Lewis uses Joy to point out some of the demons’ shortcomings. He shows us that Joy, like Love, is a purely human experience that the minions in Hell can’t recreate or even understand. In Letter 29, Screwtape explains the human condition to Wormwood. He tells his nephew not to waste time on emotions that he cannot use. Screwtape advises, “the emotion of fear is, in itself, no sin and, though we enjoy it, does us no good” (163). Here Lewis has used an ironic inversion, indicating that demons may not be exactly as we think.
Lewis uses fun throughout this novel in the lighthearted nature of which the two demons discuss terrorizing the soul. To humans, the things discussed in this book like anger, jealousy, and frustration are not enjoyable, but to Lewis’ demons they are “fun”. Lewis uses the Joke Proper to satirize comedians and such that tell lewd jokes about sensitive subjects like race or gender bias. In fact, he is using it to mock anyone who would laugh at these jokes, including Lewis himself. Lewis’s jokes aren’t down right mean, but his sarcastic comments on serious matters are exactly what Screwtape is talking about.
An example of one of his sarcastic, ironic inversions is in Letter 28, when Screwtape is talking about how Wormwood can properly use the war to his advantage and says, “Do you not know that bombs kill men? ” (153). Death, war, and bombs are all very serious subjects that ordinarily wouldn’t be appropriate subject matter to find enjoyment in, but in the form of a sarcastic joke, it is excusable to laugh. “Among flippant people the Joke is always assumed to have been made. No one actually makes it; but every serious subject is discussed in a manner which implies that they have already found a ridiculous side to it” (56).
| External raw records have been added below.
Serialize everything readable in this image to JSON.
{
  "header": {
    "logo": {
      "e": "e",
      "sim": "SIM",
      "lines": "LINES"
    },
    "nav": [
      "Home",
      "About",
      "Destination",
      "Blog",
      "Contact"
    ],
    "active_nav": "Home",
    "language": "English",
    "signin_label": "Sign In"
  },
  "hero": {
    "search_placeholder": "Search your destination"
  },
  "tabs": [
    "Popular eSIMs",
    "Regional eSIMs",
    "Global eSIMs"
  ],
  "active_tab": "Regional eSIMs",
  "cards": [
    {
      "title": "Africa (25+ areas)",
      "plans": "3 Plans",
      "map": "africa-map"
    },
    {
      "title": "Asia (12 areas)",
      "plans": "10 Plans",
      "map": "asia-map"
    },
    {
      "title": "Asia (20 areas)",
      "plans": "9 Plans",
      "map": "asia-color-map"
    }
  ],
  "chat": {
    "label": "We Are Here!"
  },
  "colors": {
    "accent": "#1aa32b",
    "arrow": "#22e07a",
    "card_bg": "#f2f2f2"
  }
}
Flippancy is the type of humor used by the demons in The Screwtape Letters. They discuss serious matters as if they mean nothing and are in fact, ridiculous. This is a form of ironic inversion. For instance, in Letter 28, Screwtape is, again, lecturing his nephew on the human experience, and tosses out, “They, of course, do tend to regard death as the prime evil and survival as the greatest good” (154). This is, literally, a matter of life and death and Screwtape is talking so casually about it as if it were absurd.